Recommended reading:
FT: small caged mammal.
Sam Friedman on the use and misuse of issue-based polling.
Audrey Young’s profile of Chris Hipkins.
Vernon Small on the state of the polls.
Jo Moir on Kiri Allan.
Is milk a protein, I hear you asking. The dairy industry generally seem to get subsumed into discussions about the wider protein industry, so I would argue yes.
This may well be a deliberate decision of ministers. All Government departments have built in ideological frameworks, and ministers get to know these pretty fast.
A good read and thanks for doing what most of us don't; go through documents from our Govt departments and comparing them. I was at a AFRA (Aotearoa Food Rescue Alliance) press conference where they released a manifesto for political parties to sign up too, calling for A National Food Plan and mandatory reporting of food loss and value across the food chain. The amount of food waste is apparently a huge carbon waste for our little country. But one statement that you hear thrown about a lot is that "we produce enough food to feed 40 million people". I am not sure that's really true given that much of our dairy product is exported in the form of milk powder and I believe that product largely goes into confectionary products and that's hardly feeding 40 million in a viable way. But I do think many people are cutting back on meat and dairy... those products are very expensive in our supermarkets but also I think people are also thinking of the cost to our waterways and our reputation abroad. We are hardly clean and green are we? Given how many climate events we are seeing across the world, I do think we absolutely have to put climate first and to feed our own first, rather than gather more export dollars. It's a tricky balance but without habitat we are nothing.
Really nice summary of both department's reports.
What I find interesting is that while the MfE report does mention it, neither report really understands the impact of modern biology on our agricultural sector.

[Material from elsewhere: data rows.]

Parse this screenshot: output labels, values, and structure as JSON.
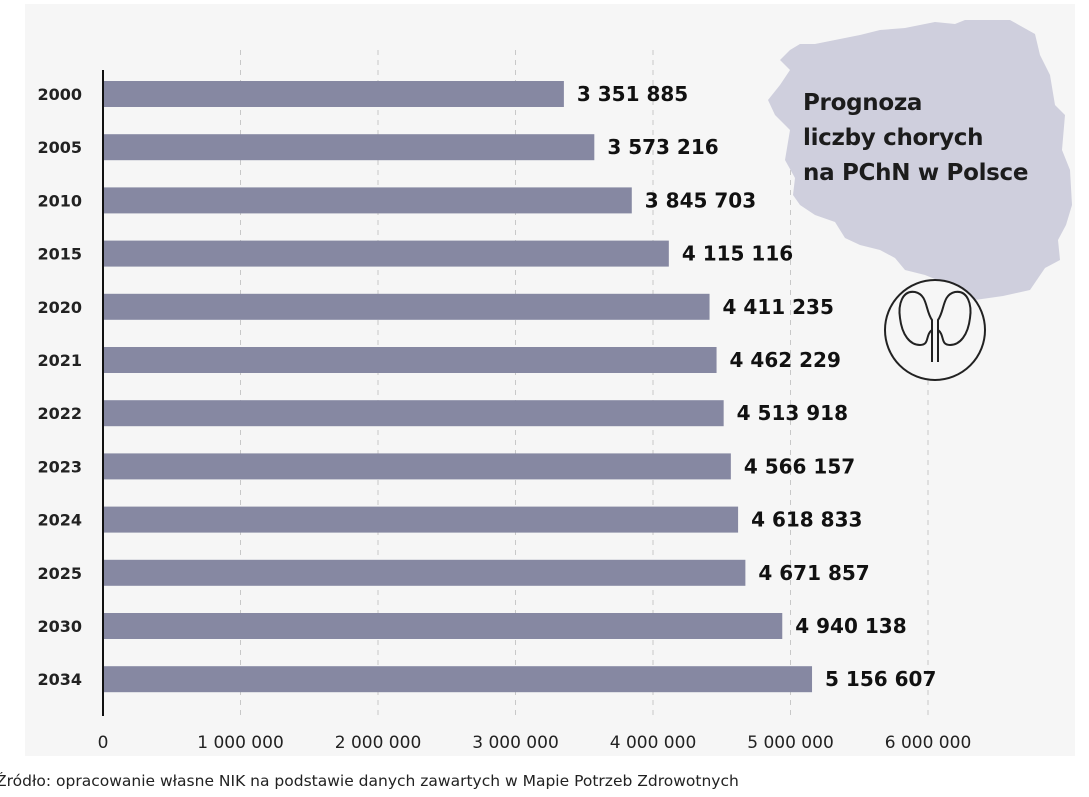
{
  "chart_data": {
    "type": "bar",
    "orientation": "horizontal",
    "title": "Prognoza\nliczby chorych\nna PChN w Polsce",
    "categories": [
      "2000",
      "2005",
      "2010",
      "2015",
      "2020",
      "2021",
      "2022",
      "2023",
      "2024",
      "2025",
      "2030",
      "2034"
    ],
    "values": [
      3351885,
      3573216,
      3845703,
      4115116,
      4411235,
      4462229,
      4513918,
      4566157,
      4618833,
      4671857,
      4940138,
      5156607
    ],
    "data_labels": [
      "3 351 885",
      "3 573 216",
      "3 845 703",
      "4 115 116",
      "4 411 235",
      "4 462 229",
      "4 513 918",
      "4 566 157",
      "4 618 833",
      "4 671 857",
      "4 940 138",
      "5 156 607"
    ],
    "xlim": [
      0,
      6000000
    ],
    "x_ticks": [
      0,
      1000000,
      2000000,
      3000000,
      4000000,
      5000000,
      6000000
    ],
    "x_tick_labels": [
      "0",
      "1 000 000",
      "2 000 000",
      "3 000 000",
      "4 000 000",
      "5 000 000",
      "6 000 000"
    ],
    "grid": "vertical dashed",
    "bar_color": "#8688a2",
    "map_color": "#cfcfdd",
    "icons": [
      "poland-map-shape",
      "kidney-icon"
    ]
  },
  "source": "Źródło: opracowanie własne NIK na podstawie danych zawartych w Mapie Potrzeb Zdrowotnych"
}
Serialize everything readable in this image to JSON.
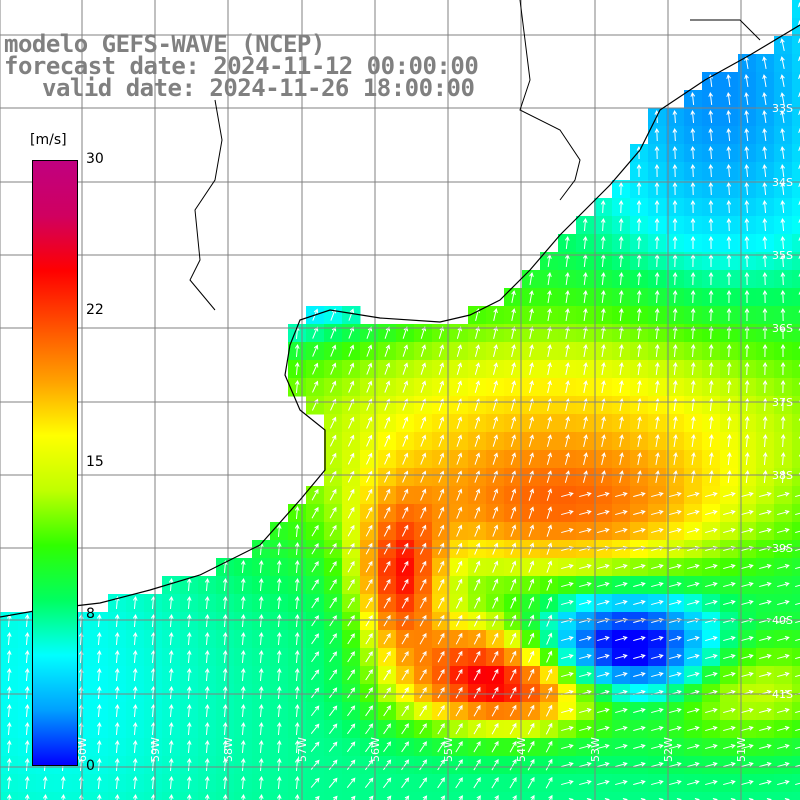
{
  "header": {
    "title": "modelo GEFS-WAVE (NCEP)",
    "forecast_label": "forecast date: 2024-11-12 00:00:00",
    "valid_label": "valid date: 2024-11-26 18:00:00"
  },
  "colorbar": {
    "unit": "[m/s]",
    "ticks": [
      "30",
      "22",
      "15",
      "8",
      "0"
    ],
    "min": 0,
    "max": 30,
    "colors": [
      "#0000ff",
      "#00a0ff",
      "#00ffff",
      "#00ff60",
      "#30ff00",
      "#c0ff00",
      "#ffff00",
      "#ffa000",
      "#ff5000",
      "#ff0000",
      "#d00060",
      "#c00080"
    ]
  },
  "map": {
    "lat_labels": [
      "33S",
      "34S",
      "35S",
      "36S",
      "37S",
      "38S",
      "39S",
      "40S",
      "41S"
    ],
    "lon_labels": [
      "60W",
      "59W",
      "58W",
      "57W",
      "56W",
      "55W",
      "54W",
      "53W",
      "52W",
      "51W"
    ],
    "coast_color": "#000000",
    "grid_color": "#808080",
    "arrow_color": "#ffffff"
  }
}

There are already companies making dairy products using precision fermentation (eg Perfect Day). In other words we should in the next decade see most if not all of the purified milk proteins being produced in fermentation tanks. That should make them cheaper and almost certainly make them less harmful to the environment and less dependent on the environment. It is worth noting that Fonterra makes a big chunk of it's profit from those purified milk proteins. I don't know whether milk as we know it will be produced in fermentation tanks but if it is then on both price and environmental grounds a lot of people will be keen to switch to it. How both government departments can ignore that potential is surprising.
The outlook for meat is no better, while it's true that replacing a quality piece of beef or lamb (not to ignore chicken and fish) is going to be a hard task, we already have replacements for minced meat. And yes while those are more expensive both in dollar terms and in resources at the moment I would not want to bet that those costs don't come down. What that might mean is that the market for bulk meat (eg mince, burgers, sausages etc) could collapse. That in turn means that the premium cuts need to pay the entire cost of raising the animal. The maths on that will be tricky but I wouldn't be surprised to see premium cuts double or triple in price at the same time as mince substitutes halve. And like with milk many consumers will consider both cost AND environmental harm when choosing plant- or fermentation-based mince substitutes.
The impact of climate of trends like these is simply that much of the dairy and meat substitutes are relatively resistant to climate changes. That resilience is going to become much more significant over the next couple of decades.
Unless New Zealand is part of the change that is coming I can't see any good outlook for our primary industries.